Cinema com Rapadura

OPINIÃO   sábado, 03 de dezembro de 2005

Em Seu Lugar

Quem vai esperando ver apenas mais um filme bom para passar o tempo, pode ter uma boa surpresa. “Em seu lugar” acaba superando as expectativas e provando que é possível, sim, fazer-se um filme comercial de qualidade.

A primeira surpresa vem do fato de que um roteiro com grande potencial cômico vira um drama antes que se perceba sua intenção. Esse enfoque inesperado que baseia-se na oscilação de gêneros (comédia e drama) logo chama a atenção e dá um toque diferencial ao filme.

Maggie (Cameron Diaz) e Rose (Toni Collette – uma das atrizes mais versáteis do cinema atual) são duas irmãs de personalidades completamente opostas. Maggie é do tipo que vive pra curtir a vida com seu comportamento irresponsável e Rose, a mais velha, é uma bem sucedida advogada, recatada e com a vida perfeitamente em ordem. As duas têm uma ligação especial apesar de suas visíveis diferenças de essência.

Quando Maggie é expulsa de casa pela madrasta devido o seu comportamento “transviado” e tem que morar com a irmã, é que a relação das duas muda de figura. Rose tenta fazer com que Maggie dê um jeito em sua vida, enquanto a caçula não se esforça para mudar e, como se não bastasse, ainda ocorre uma horrível traição que se torna um ponto de ruptura na relação delas. A partir daí, tudo toma um rumo diferente na vida das protagonistas e o que acompanhamos na condição de espectadores é uma jornada de auto-descoberta de Maggie e Rose.

A responsável e bem sucedida advogada vê, de repente, que talvez quer algo diferente para si e a desajuizada Maggie, através da avó que descobre existir quando encontra cartas escondidas por seu pai, é obrigada a amadurecer e pensar um pouco mais nos outros em detrimento de si mesma. A veterana Shirley MacLaine, que interpreta Ella, avó das irmãs, dá um toque a mais no filme, provavelmente decorrente de seus anos de experiência e talento. A parte da história passada no retiro de idosos onde Ella (e após um certo ponto, Maggie também) vive são, inclusive, responsáveis por algumas das melhores cenas e diálogos do filme.

As personagens também, descobrimos aos poucos, têm outros aspectos escondidos sobre a superfície. A centrada Rose é uma compradora compulsiva de sapatos quando está deprimida e a imatura, porém segura de si, Maggie sofre de dislexia, o que lhe atrapalha profundamente em termos de conseguir um bom emprego.
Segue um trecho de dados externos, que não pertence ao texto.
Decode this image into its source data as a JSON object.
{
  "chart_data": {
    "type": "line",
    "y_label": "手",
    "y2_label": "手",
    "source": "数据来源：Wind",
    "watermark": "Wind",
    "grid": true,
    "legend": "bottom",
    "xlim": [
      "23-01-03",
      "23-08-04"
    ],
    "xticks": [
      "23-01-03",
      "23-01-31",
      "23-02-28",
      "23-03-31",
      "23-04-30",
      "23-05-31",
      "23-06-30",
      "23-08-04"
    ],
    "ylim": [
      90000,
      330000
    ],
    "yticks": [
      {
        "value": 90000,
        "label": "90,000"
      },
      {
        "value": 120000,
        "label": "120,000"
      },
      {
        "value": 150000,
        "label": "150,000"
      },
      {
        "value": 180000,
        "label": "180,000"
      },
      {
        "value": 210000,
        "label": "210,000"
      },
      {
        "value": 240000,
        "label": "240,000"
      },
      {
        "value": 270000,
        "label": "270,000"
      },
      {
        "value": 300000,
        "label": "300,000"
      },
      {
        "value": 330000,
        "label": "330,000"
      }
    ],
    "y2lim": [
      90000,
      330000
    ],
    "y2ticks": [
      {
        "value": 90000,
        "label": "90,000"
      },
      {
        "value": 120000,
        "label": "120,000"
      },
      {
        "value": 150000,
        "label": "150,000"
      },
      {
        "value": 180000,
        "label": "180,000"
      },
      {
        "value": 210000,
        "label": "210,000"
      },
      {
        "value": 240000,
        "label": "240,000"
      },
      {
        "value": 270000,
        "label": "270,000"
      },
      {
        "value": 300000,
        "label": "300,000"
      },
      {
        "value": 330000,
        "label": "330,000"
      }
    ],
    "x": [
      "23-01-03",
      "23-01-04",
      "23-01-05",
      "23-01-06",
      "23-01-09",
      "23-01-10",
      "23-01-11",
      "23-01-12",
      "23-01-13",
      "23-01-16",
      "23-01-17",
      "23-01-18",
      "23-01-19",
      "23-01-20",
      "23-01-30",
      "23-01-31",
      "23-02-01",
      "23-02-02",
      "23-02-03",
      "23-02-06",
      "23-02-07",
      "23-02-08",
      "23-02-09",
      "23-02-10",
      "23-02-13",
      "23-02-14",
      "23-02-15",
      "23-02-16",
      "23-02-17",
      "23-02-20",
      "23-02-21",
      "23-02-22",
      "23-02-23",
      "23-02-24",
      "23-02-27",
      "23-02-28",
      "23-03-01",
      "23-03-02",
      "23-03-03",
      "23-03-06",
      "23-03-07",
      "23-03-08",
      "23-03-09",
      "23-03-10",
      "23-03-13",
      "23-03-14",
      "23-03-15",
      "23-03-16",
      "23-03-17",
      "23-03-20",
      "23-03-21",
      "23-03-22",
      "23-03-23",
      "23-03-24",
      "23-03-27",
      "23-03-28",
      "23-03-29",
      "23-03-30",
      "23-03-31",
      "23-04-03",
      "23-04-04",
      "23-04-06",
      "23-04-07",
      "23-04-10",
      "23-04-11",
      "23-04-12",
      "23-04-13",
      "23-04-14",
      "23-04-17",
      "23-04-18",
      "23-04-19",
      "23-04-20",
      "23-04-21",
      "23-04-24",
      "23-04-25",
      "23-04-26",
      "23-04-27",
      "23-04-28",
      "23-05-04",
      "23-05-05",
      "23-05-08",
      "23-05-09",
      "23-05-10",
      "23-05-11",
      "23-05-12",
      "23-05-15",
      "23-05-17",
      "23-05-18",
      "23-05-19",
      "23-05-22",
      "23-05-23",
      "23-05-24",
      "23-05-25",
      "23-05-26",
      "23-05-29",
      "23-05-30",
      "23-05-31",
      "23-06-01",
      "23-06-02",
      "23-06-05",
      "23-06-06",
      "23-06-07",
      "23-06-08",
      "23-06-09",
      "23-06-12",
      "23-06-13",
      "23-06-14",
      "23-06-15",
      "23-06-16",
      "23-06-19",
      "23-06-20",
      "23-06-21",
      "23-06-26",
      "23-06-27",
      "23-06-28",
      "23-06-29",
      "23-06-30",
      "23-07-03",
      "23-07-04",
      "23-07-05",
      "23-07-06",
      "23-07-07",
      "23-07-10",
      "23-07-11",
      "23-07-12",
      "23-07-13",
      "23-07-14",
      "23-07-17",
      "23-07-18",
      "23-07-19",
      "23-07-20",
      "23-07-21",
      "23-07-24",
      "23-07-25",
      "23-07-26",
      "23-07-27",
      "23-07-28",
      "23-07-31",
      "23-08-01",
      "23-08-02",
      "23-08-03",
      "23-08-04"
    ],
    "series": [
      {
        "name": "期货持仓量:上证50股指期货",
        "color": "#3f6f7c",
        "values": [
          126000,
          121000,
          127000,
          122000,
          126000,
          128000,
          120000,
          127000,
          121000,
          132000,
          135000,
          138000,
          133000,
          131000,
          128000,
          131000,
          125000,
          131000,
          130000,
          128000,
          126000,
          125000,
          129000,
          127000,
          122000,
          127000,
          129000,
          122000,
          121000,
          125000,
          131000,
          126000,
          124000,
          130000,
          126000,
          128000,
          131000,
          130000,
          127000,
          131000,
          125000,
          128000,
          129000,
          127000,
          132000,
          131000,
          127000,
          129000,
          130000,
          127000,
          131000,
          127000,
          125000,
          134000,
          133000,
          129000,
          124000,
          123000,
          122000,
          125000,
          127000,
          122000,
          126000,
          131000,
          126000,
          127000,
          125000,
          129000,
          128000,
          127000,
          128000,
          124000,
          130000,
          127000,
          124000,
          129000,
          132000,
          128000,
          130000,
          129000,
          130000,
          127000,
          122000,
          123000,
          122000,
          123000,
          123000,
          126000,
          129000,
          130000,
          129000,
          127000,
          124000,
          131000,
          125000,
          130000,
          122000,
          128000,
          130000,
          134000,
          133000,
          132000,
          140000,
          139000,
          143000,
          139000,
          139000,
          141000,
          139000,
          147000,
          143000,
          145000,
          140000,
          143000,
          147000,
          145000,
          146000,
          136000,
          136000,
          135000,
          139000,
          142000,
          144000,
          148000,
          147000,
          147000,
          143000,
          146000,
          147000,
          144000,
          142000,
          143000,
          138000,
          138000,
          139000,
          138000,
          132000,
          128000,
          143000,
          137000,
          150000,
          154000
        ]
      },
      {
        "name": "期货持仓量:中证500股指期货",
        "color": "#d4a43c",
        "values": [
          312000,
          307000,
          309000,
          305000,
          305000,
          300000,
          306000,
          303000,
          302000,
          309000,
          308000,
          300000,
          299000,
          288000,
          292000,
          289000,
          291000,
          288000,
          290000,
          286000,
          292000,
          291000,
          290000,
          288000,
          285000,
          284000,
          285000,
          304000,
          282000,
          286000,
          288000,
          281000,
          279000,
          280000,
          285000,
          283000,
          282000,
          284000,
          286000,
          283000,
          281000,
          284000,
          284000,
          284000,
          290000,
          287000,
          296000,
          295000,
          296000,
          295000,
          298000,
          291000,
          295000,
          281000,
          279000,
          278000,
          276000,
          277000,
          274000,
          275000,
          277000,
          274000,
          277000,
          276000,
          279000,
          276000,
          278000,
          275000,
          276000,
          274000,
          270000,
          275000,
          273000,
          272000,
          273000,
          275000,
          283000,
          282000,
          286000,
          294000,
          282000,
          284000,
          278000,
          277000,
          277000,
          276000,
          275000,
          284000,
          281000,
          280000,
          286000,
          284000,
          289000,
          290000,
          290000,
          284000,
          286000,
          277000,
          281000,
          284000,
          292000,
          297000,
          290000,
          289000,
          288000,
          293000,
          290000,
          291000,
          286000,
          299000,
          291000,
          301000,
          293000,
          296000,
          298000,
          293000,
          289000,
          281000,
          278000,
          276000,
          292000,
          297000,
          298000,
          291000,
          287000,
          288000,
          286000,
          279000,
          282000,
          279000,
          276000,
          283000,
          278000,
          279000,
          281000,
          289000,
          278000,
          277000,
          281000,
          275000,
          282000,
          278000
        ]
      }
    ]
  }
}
O espectador vai, aos poucos e gradativamente, se envolvendo com a trama, que pode não ter mocinhos, bandidos ou reviravoltas inesperadas propriamente ditas, mas é conduzida de uma forma encantadora e interessante. As atuações das protagonistas não beiram a genialidade, mas certamente não deixam margem a criticas negativas. Cameron Diaz surpreende ao fluir muito bem num gênero não muito constante em sua filmografia (a atriz geralmente não explora muito o drama em seus filmes) e Toni Collette prova mais uma vez que é uma boa escolha em qualquer gênero. A combinação das duas, além de tudo, foi bastante oportuna.

O diretor, Curtis Hanson, embora tenha uma filmografia pequena (fora “Em Seu Lugar”, ele dirigiu “8 Mile” e “Los Angeles – Cidade Proibida") deixa a impressão que tem talento para o ramo e que promete ainda ser um nome de destaque.

“Em Seu Lugar”, enfim, surpreende aqueles que, a princípio, não lhe deram muito crédito. Não chega a ser uma obra prima de sétima arte, obviamente, mas nesses tempos de escassez criativa em que vivemos, acaba por se tornar um filme notável. Seguramente, não decepciona.